A operação foi conduzida pelo navio de Operações Especiais Petrel I, do Serviço de Vigilância Aduaneira da Agência Tributária espanhola, em colaboração com a Guarda Civil e a Polícia Nacional da Espanha. A interceptação ocorreu em meio a condições climáticas adversas, com ondas de até quatro metros e ventos fortes, o que exigiu dias de vigilância técnica antes da abordagem.
Conforme a Polícia Nacional espanhola, a interceptação fez parte da operação bilateral Pascal-Lino, uma ação conjunta entre o Serviço de Vigilância Aduaneira espanhol e a Receita Federal francesa. Posteriormente, a ação foi integrada à operação Azul, coordenada pela Polícia Judiciária de Portugal a partir do Centro de Análise contra o Narcotráfico Marítimo no Atlântico.
Apoio internacional e desafios na interceptação
A operação contou com um importante apoio internacional, com informações de inteligência fornecidas por serviços do Reino Unido, através da Agência Nacional do Crime, e dos Estados Unidos, por meio da Administração de Repressão às Drogas (DEA). A Frontex, agência europeia de controle de fronteiras, também contribuiu com dados.
O navio Petrel I foi direcionado à área onde o veleiro navegava após o recebimento das informações. A abordagem, no entanto, foi adiada para uma avaliação tática que minimizasse os riscos aos agentes. As condições de mar instável, ventos fortes e neblina impossibilitaram o uso de apoio aéreo e dificultaram a descida de embarcações auxiliares durante a ação, segundo a Agência Tributária espanhola.

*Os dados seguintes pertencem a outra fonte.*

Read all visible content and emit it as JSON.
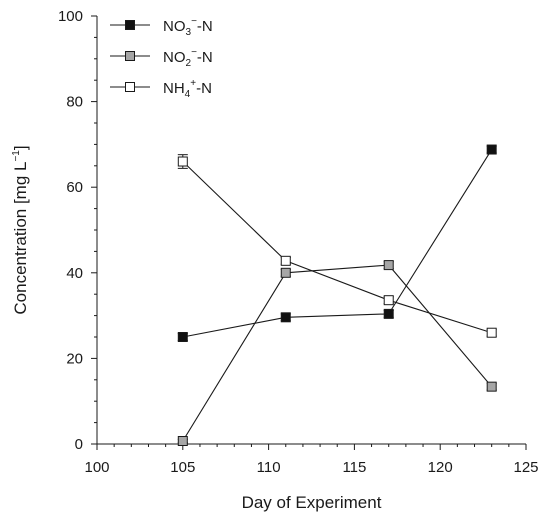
{
  "chart_data": {
    "type": "line",
    "xlabel": "Day of Experiment",
    "ylabel": {
      "main": "Concentration [mg L",
      "sup": "−1",
      "close": "]"
    },
    "xlim": [
      100,
      125
    ],
    "ylim": [
      0,
      100
    ],
    "xticks": [
      100,
      105,
      110,
      115,
      120,
      125
    ],
    "yticks": [
      0,
      20,
      40,
      60,
      80,
      100
    ],
    "grid": false,
    "legend_position": "top-left",
    "x": [
      105,
      111,
      117,
      123
    ],
    "series": [
      {
        "name": "NO3−-N",
        "label_parts": {
          "base": "NO",
          "sub": "3",
          "sup": "−",
          "tail": "-N"
        },
        "marker": "square",
        "fill": "#111111",
        "values": [
          25.0,
          29.6,
          30.4,
          68.8
        ],
        "errors": [
          0.8,
          0.8,
          0.8,
          0.8
        ]
      },
      {
        "name": "NO2−-N",
        "label_parts": {
          "base": "NO",
          "sub": "2",
          "sup": "−",
          "tail": "-N"
        },
        "marker": "square",
        "fill": "#a6a6a6",
        "values": [
          0.7,
          40.0,
          41.8,
          13.4
        ],
        "errors": [
          0.4,
          0.8,
          0.8,
          0.8
        ]
      },
      {
        "name": "NH4+-N",
        "label_parts": {
          "base": "NH",
          "sub": "4",
          "sup": "+",
          "tail": "-N"
        },
        "marker": "square",
        "fill": "#ffffff",
        "values": [
          66.0,
          42.8,
          33.6,
          26.0
        ],
        "errors": [
          1.6,
          0.8,
          0.8,
          0.8
        ]
      }
    ]
  }
}
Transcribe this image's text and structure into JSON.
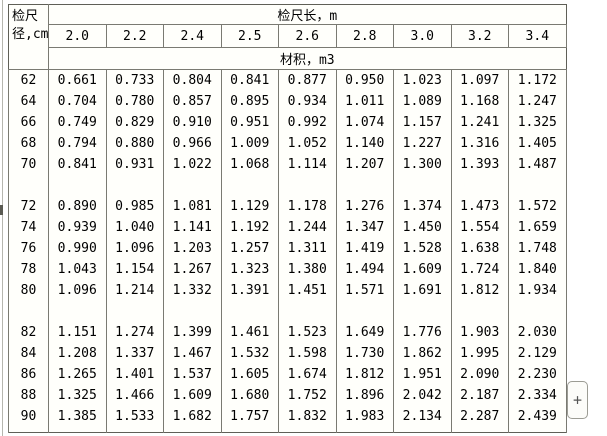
{
  "table": {
    "corner_header_line1": "检尺",
    "corner_header_line2": "径,cm",
    "top_header": "检尺长，m",
    "sub_header": "材积，m3",
    "lengths": [
      "2.0",
      "2.2",
      "2.4",
      "2.5",
      "2.6",
      "2.8",
      "3.0",
      "3.2",
      "3.4"
    ],
    "blocks": [
      [
        {
          "d": "62",
          "v": [
            "0.661",
            "0.733",
            "0.804",
            "0.841",
            "0.877",
            "0.950",
            "1.023",
            "1.097",
            "1.172"
          ]
        },
        {
          "d": "64",
          "v": [
            "0.704",
            "0.780",
            "0.857",
            "0.895",
            "0.934",
            "1.011",
            "1.089",
            "1.168",
            "1.247"
          ]
        },
        {
          "d": "66",
          "v": [
            "0.749",
            "0.829",
            "0.910",
            "0.951",
            "0.992",
            "1.074",
            "1.157",
            "1.241",
            "1.325"
          ]
        },
        {
          "d": "68",
          "v": [
            "0.794",
            "0.880",
            "0.966",
            "1.009",
            "1.052",
            "1.140",
            "1.227",
            "1.316",
            "1.405"
          ]
        },
        {
          "d": "70",
          "v": [
            "0.841",
            "0.931",
            "1.022",
            "1.068",
            "1.114",
            "1.207",
            "1.300",
            "1.393",
            "1.487"
          ]
        }
      ],
      [
        {
          "d": "72",
          "v": [
            "0.890",
            "0.985",
            "1.081",
            "1.129",
            "1.178",
            "1.276",
            "1.374",
            "1.473",
            "1.572"
          ]
        },
        {
          "d": "74",
          "v": [
            "0.939",
            "1.040",
            "1.141",
            "1.192",
            "1.244",
            "1.347",
            "1.450",
            "1.554",
            "1.659"
          ]
        },
        {
          "d": "76",
          "v": [
            "0.990",
            "1.096",
            "1.203",
            "1.257",
            "1.311",
            "1.419",
            "1.528",
            "1.638",
            "1.748"
          ]
        },
        {
          "d": "78",
          "v": [
            "1.043",
            "1.154",
            "1.267",
            "1.323",
            "1.380",
            "1.494",
            "1.609",
            "1.724",
            "1.840"
          ]
        },
        {
          "d": "80",
          "v": [
            "1.096",
            "1.214",
            "1.332",
            "1.391",
            "1.451",
            "1.571",
            "1.691",
            "1.812",
            "1.934"
          ]
        }
      ],
      [
        {
          "d": "82",
          "v": [
            "1.151",
            "1.274",
            "1.399",
            "1.461",
            "1.523",
            "1.649",
            "1.776",
            "1.903",
            "2.030"
          ]
        },
        {
          "d": "84",
          "v": [
            "1.208",
            "1.337",
            "1.467",
            "1.532",
            "1.598",
            "1.730",
            "1.862",
            "1.995",
            "2.129"
          ]
        },
        {
          "d": "86",
          "v": [
            "1.265",
            "1.401",
            "1.537",
            "1.605",
            "1.674",
            "1.812",
            "1.951",
            "2.090",
            "2.230"
          ]
        },
        {
          "d": "88",
          "v": [
            "1.325",
            "1.466",
            "1.609",
            "1.680",
            "1.752",
            "1.896",
            "2.042",
            "2.187",
            "2.334"
          ]
        },
        {
          "d": "90",
          "v": [
            "1.385",
            "1.533",
            "1.682",
            "1.757",
            "1.832",
            "1.983",
            "2.134",
            "2.287",
            "2.439"
          ]
        }
      ]
    ]
  },
  "controls": {
    "plus_label": "+"
  },
  "colors": {
    "table_background": "#fffffb",
    "border_inner": "#7a7a72",
    "border_outer": "#5f5f57",
    "text": "#000000"
  }
}
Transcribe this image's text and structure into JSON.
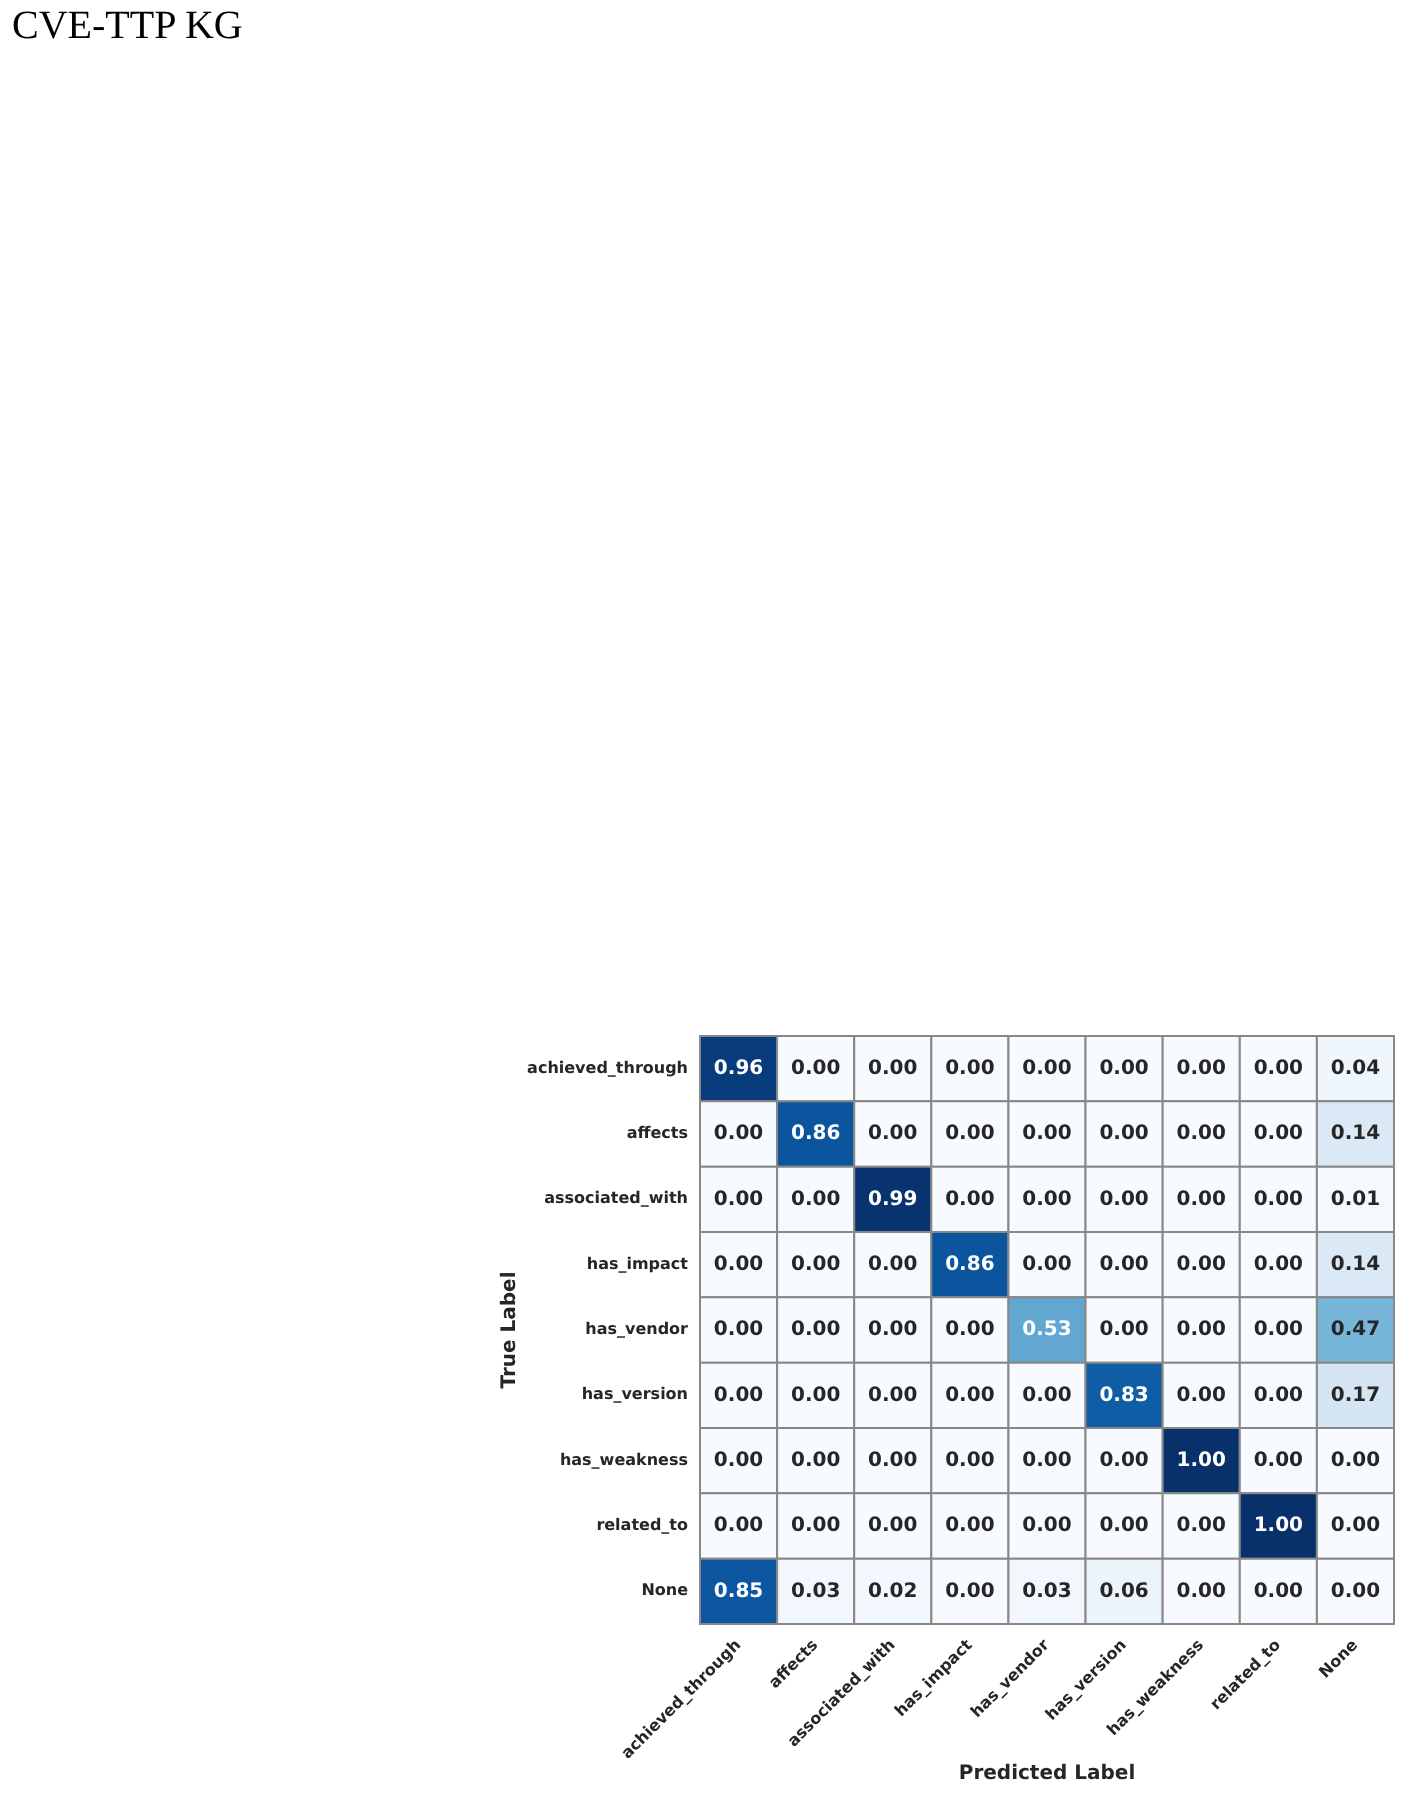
{
  "chart_data": {
    "type": "heatmap",
    "title": "CVE-TTP KG",
    "xlabel": "Predicted Label",
    "ylabel": "True Label",
    "categories": [
      "achieved_through",
      "affects",
      "associated_with",
      "has_impact",
      "has_vendor",
      "has_version",
      "has_weakness",
      "related_to",
      "None"
    ],
    "y_categories": [
      "achieved_through",
      "affects",
      "associated_with",
      "has_impact",
      "has_vendor",
      "has_version",
      "has_weakness",
      "related_to",
      "None"
    ],
    "cells": [
      [
        0.96,
        0.0,
        0.0,
        0.0,
        0.0,
        0.0,
        0.0,
        0.0,
        0.04
      ],
      [
        0.0,
        0.86,
        0.0,
        0.0,
        0.0,
        0.0,
        0.0,
        0.0,
        0.14
      ],
      [
        0.0,
        0.0,
        0.99,
        0.0,
        0.0,
        0.0,
        0.0,
        0.0,
        0.01
      ],
      [
        0.0,
        0.0,
        0.0,
        0.86,
        0.0,
        0.0,
        0.0,
        0.0,
        0.14
      ],
      [
        0.0,
        0.0,
        0.0,
        0.0,
        0.53,
        0.0,
        0.0,
        0.0,
        0.47
      ],
      [
        0.0,
        0.0,
        0.0,
        0.0,
        0.0,
        0.83,
        0.0,
        0.0,
        0.17
      ],
      [
        0.0,
        0.0,
        0.0,
        0.0,
        0.0,
        0.0,
        1.0,
        0.0,
        0.0
      ],
      [
        0.0,
        0.0,
        0.0,
        0.0,
        0.0,
        0.0,
        0.0,
        1.0,
        0.0
      ],
      [
        0.85,
        0.03,
        0.02,
        0.0,
        0.03,
        0.06,
        0.0,
        0.0,
        0.0
      ]
    ],
    "cell_labels": [
      [
        "0.96",
        "0.00",
        "0.00",
        "0.00",
        "0.00",
        "0.00",
        "0.00",
        "0.00",
        "0.04"
      ],
      [
        "0.00",
        "0.86",
        "0.00",
        "0.00",
        "0.00",
        "0.00",
        "0.00",
        "0.00",
        "0.14"
      ],
      [
        "0.00",
        "0.00",
        "0.99",
        "0.00",
        "0.00",
        "0.00",
        "0.00",
        "0.00",
        "0.01"
      ],
      [
        "0.00",
        "0.00",
        "0.00",
        "0.86",
        "0.00",
        "0.00",
        "0.00",
        "0.00",
        "0.14"
      ],
      [
        "0.00",
        "0.00",
        "0.00",
        "0.00",
        "0.53",
        "0.00",
        "0.00",
        "0.00",
        "0.47"
      ],
      [
        "0.00",
        "0.00",
        "0.00",
        "0.00",
        "0.00",
        "0.83",
        "0.00",
        "0.00",
        "0.17"
      ],
      [
        "0.00",
        "0.00",
        "0.00",
        "0.00",
        "0.00",
        "0.00",
        "1.00",
        "0.00",
        "0.00"
      ],
      [
        "0.00",
        "0.00",
        "0.00",
        "0.00",
        "0.00",
        "0.00",
        "0.00",
        "1.00",
        "0.00"
      ],
      [
        "0.85",
        "0.03",
        "0.02",
        "0.00",
        "0.03",
        "0.06",
        "0.00",
        "0.00",
        "0.00"
      ]
    ],
    "data_labels": true,
    "legend": false
  }
}
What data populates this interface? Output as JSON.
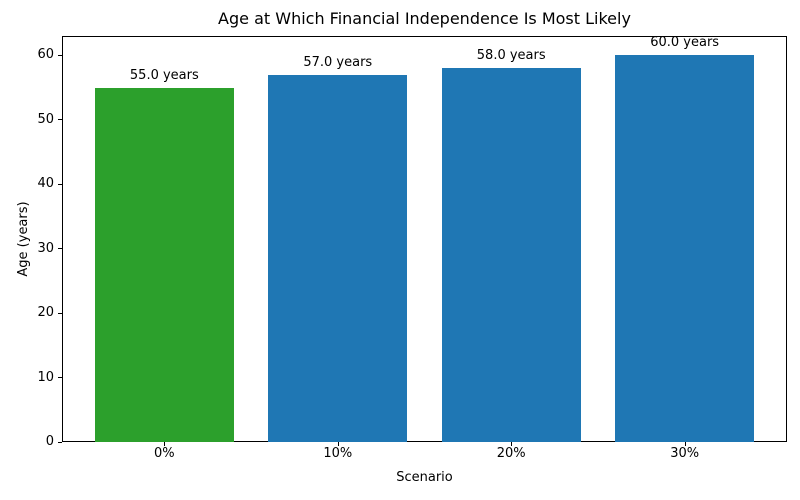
{
  "chart_data": {
    "type": "bar",
    "title": "Age at Which Financial Independence Is Most Likely",
    "xlabel": "Scenario",
    "ylabel": "Age (years)",
    "categories": [
      "0%",
      "10%",
      "20%",
      "30%"
    ],
    "values": [
      55.0,
      57.0,
      58.0,
      60.0
    ],
    "bar_labels": [
      "55.0 years",
      "57.0 years",
      "58.0 years",
      "60.0 years"
    ],
    "bar_colors": [
      "#2ca02c",
      "#1f77b4",
      "#1f77b4",
      "#1f77b4"
    ],
    "yticks": [
      0,
      10,
      20,
      30,
      40,
      50,
      60
    ],
    "ylim": [
      0,
      63
    ],
    "grid": false,
    "legend_position": "none"
  }
}
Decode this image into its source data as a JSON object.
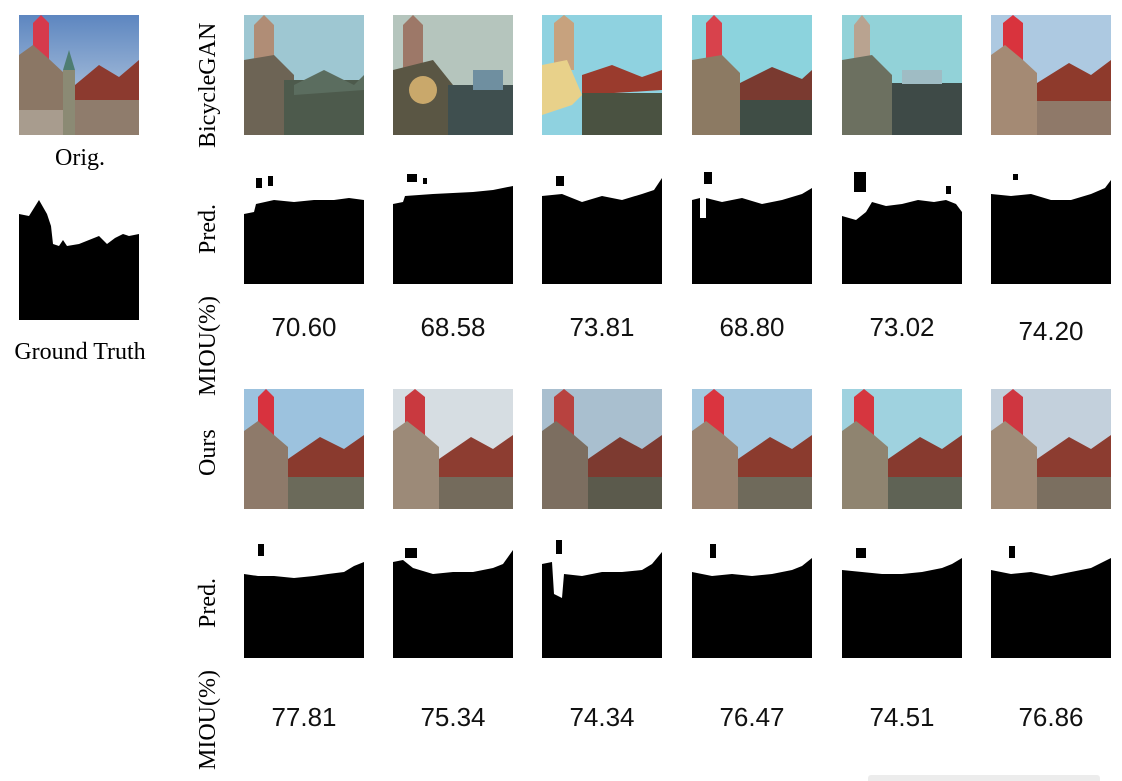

Os três detidos, juntamente com a droga apreendida, foram levados ao porto de Las Palmas de Gran Canaria. Um dos brasileiros presos foi identificado como Marcelo Nabuco Zollinger, 36 anos, empresário baiano e sócio de uma empresa de equipamentos hospitalares. Em nota divulgada por seus advogados, Zollinger negou veementemente as acusações, afirmando que os fatos serão esclarecidos durante o processo criminal, que ainda não teve início. A defesa também invocou o princípio da presunção de inocência, mencionando que ainda não teve acesso aos autos da investigação.